Donald Trump kembali memenangkan perebutan kursi Gedung Putih melawan Kamala Harris pada Pilpres Amerika Serikat (AS). Iran dan Hizbullah menegaskan sudah siap melawan bahkan berperang melawan Israel yang didukung Trump.
Pemimpin Hizbullah Naim Qassem menyebut puluhan ribu pasukannya siap melawan Israel. Dia mengatakan hasil Pemilu Amerika Serikat (AS) tidak akan berpengaruh pada perang di Lebanon.
"Kami memiliki puluhan ribu pejuang perlawanan terlatih yang siap berperang," kata Naim Qassem dalam pidato di televisi, dikutip dari detikNews, Kamis (7/11/2024).

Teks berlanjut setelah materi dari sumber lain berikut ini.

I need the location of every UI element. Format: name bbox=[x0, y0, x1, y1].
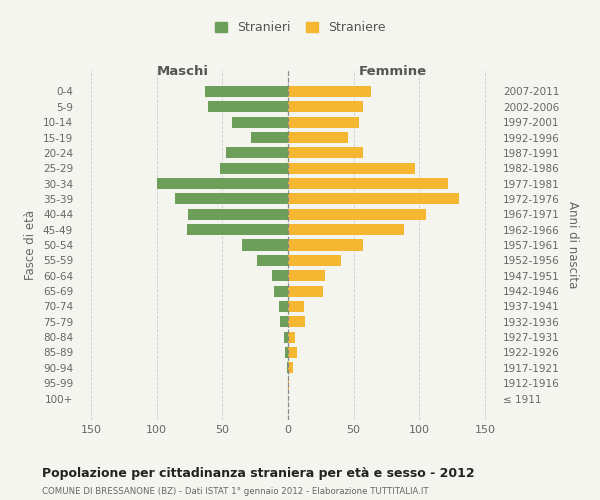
Bar bbox=[287, 362, 288, 374]
Y-axis label: Fasce di età: Fasce di età bbox=[25, 210, 37, 280]
Bar bbox=[242, 240, 288, 250]
Text: Popolazione per cittadinanza straniera per età e sesso - 2012: Popolazione per cittadinanza straniera p… bbox=[42, 468, 475, 480]
Bar bbox=[220, 162, 288, 173]
Text: Maschi: Maschi bbox=[157, 66, 209, 78]
Bar bbox=[187, 224, 288, 235]
Bar bbox=[226, 148, 288, 158]
Bar bbox=[232, 116, 288, 128]
Text: Femmine: Femmine bbox=[359, 66, 427, 78]
Bar bbox=[272, 270, 288, 281]
Bar bbox=[288, 132, 349, 143]
Bar bbox=[288, 178, 448, 189]
Bar bbox=[257, 255, 288, 266]
Bar bbox=[288, 162, 415, 173]
Bar bbox=[288, 102, 363, 112]
Bar bbox=[205, 86, 288, 97]
Bar bbox=[288, 116, 359, 128]
Y-axis label: Anni di nascita: Anni di nascita bbox=[566, 202, 579, 288]
Bar bbox=[288, 224, 404, 235]
Bar bbox=[288, 378, 289, 388]
Bar bbox=[288, 270, 325, 281]
Bar bbox=[188, 209, 288, 220]
Bar bbox=[288, 240, 363, 250]
Bar bbox=[288, 194, 458, 204]
Bar bbox=[288, 362, 293, 374]
Text: COMUNE DI BRESSANONE (BZ) - Dati ISTAT 1° gennaio 2012 - Elaborazione TUTTITALIA: COMUNE DI BRESSANONE (BZ) - Dati ISTAT 1… bbox=[42, 486, 428, 496]
Legend: Stranieri, Straniere: Stranieri, Straniere bbox=[209, 16, 391, 40]
Bar bbox=[274, 286, 288, 296]
Bar bbox=[288, 86, 371, 97]
Bar bbox=[288, 148, 363, 158]
Bar bbox=[157, 178, 288, 189]
Bar bbox=[251, 132, 288, 143]
Bar bbox=[288, 347, 297, 358]
Bar bbox=[284, 332, 288, 342]
Bar bbox=[286, 347, 288, 358]
Bar bbox=[288, 286, 323, 296]
Bar bbox=[288, 255, 341, 266]
Bar bbox=[280, 316, 288, 328]
Bar bbox=[279, 301, 288, 312]
Bar bbox=[208, 102, 288, 112]
Bar bbox=[288, 209, 426, 220]
Bar bbox=[288, 316, 305, 328]
Bar bbox=[175, 194, 288, 204]
Bar bbox=[288, 301, 304, 312]
Bar bbox=[288, 332, 295, 342]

SCROLL TO CONTINUE WITH CONTENT
Pidato Naim Qassem ini disampaikan setelah kemenangan Donald Trump dalam Pemilu AS diumumkan. Menurutnya, hasil pertarungan Trump dan Wakil Presiden AS Kamala Harris tidak akan berdampak kemungkinan gencatan senjata di Lebanon.
"Kami tidak mendasarkan harapan kami untuk menghentikan agresi pada perkembangan politik," ucap Naim Qassem.
"Apakah Harris menang atau Trump menang, itu tidak ada artinya bagi kami," tambahnya.
Iran Siap Konfrontasi
Otoritas Iran menyebut pilpres Amerika Serikat (AS) tidak menjadi urusan negaranya dan siapa pun pemenangnya tidak akan memicu perbedaan signifikan dalam kebijakan Teheran. Penegasan ini disampaikan setelah mantan Presiden Donald Trump memenangi pilpres AS.
Wakil Panglima Korps Garda Revolusi Iran (IRGC) Ali Fadavi, seperti dilansir Reuters dan Al Arabiya, justru menegaskan Teheran siap untuk melakukan konfrontasi dengan Israel, dan tidak mengesampingkan serangan pendahuluan oleh AS dan Israel.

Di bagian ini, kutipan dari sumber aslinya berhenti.